Last night I attended a concert at Saint Andrew's Hall, Norwich. The Moscow State Symphony Orchestra performed the following - Borodin Polovtsian Dances, Philip Glass violin Concerto and Shostakovich Symphony no. 10 in E minor.
The Borodin Polovtsian Dance's were electric and boded well for the rest of the programme. One catches an aural glimpse in its vibrant savagery of another musical work also set in early Rus, namely Stravinsky's Rite of Spring. As for the Concerto well to be honest, although I've been a keen follower of the music of Philip Glass for over 20 years, i don't consider his violin concerto (1988) to be the best or most representative composition of his unique style. The young violinist Chloe Hanslip did her best, but still felt obliged to add a couple of solo encores to prove her undoubted virtuosity. Nor did one feel that the Russian orchestra felt completely at home or responsive to Glass's composition, but this may be just an erroneous perception of mine.
Onto more solid interpretative ground. The second half on the concert consisted of Shostakovitch's symphony no. 10. A vast and mostly gloomy work composed in 1953 soon after Stalin's death. It's only in the last movement that the composer lets his hair down for some jollity. How many times in varied ways does the motif D-S-C-H occur throughout the score? The composer used this musical motif throughout his artistic career to represent himself, the notes being the first letter of his name and first three of his surname in Russian musical notation. The playing throughout the symphony was committed and impassioned, a real tour-de-force. I'm always amazed at the virtuosity of Russian brass and woodwind playing and how united the string section are.
The 10th symphony remains one of the more accessible of Shostakovich's symphonies with a quite distinctive tonality, perhaps because it is in the remote key of E minor. Gloomy as it is a cathartic redemption is arrived at, otherwise such works would never be performed in the Concert-Hall, the audience leaving more depressed than when they arrived!
In some ways Shostakovich's music has finally arrived on the world-stage now that he can be listened to without any political coloration. I've been acquainted with the 10th symphony since I was 14, partly due to a reactionary passion to listen to 'the enemies' music during the 1970's cold war. A music teacher used to discreetly place records such as Shostakovich Symphony no. 5 on the turn-table while the school chess team played.
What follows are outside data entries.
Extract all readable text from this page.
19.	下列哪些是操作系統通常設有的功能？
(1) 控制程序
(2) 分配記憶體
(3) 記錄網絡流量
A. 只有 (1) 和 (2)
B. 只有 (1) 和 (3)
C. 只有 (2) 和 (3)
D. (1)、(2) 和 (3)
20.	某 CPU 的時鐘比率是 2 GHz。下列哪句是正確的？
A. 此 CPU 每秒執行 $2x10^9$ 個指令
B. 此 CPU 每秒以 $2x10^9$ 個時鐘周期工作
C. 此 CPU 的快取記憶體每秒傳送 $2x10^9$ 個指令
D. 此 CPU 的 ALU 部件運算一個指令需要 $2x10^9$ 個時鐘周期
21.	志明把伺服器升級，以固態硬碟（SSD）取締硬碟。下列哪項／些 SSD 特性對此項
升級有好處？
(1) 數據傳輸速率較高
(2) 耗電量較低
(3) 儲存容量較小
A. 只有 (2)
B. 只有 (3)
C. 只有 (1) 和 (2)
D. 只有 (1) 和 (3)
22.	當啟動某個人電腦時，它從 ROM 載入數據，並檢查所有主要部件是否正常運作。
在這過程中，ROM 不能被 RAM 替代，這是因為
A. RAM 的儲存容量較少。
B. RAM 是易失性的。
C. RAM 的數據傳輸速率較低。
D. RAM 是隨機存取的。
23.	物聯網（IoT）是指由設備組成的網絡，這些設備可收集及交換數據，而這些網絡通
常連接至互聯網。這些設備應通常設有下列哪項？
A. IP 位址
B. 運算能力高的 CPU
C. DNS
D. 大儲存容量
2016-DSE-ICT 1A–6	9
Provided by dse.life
A captive listening audience if ever there was, Chess enjoying something of a Renaissance among school-boys, it was after all during the great tournament between U.S.A. and U.S.S.R. in 1972 between the maverick Bobby Fischer and Spassky! The 5th symphony soon became a firm favourite of mine, but I also remember hearing the World premiere of the 15th symphony albeit on a tinny transistor radio.
Although Shostakovich grew up under the Soviet regime and is easily the most representative composer of the Soviet era, for a hardened atheist there are a remarkable number of mystical or numinous passages to be found in his music. One of the most extraordinary of all his symphonic output is the mysterious percussive scherzo to the 15th Symphony.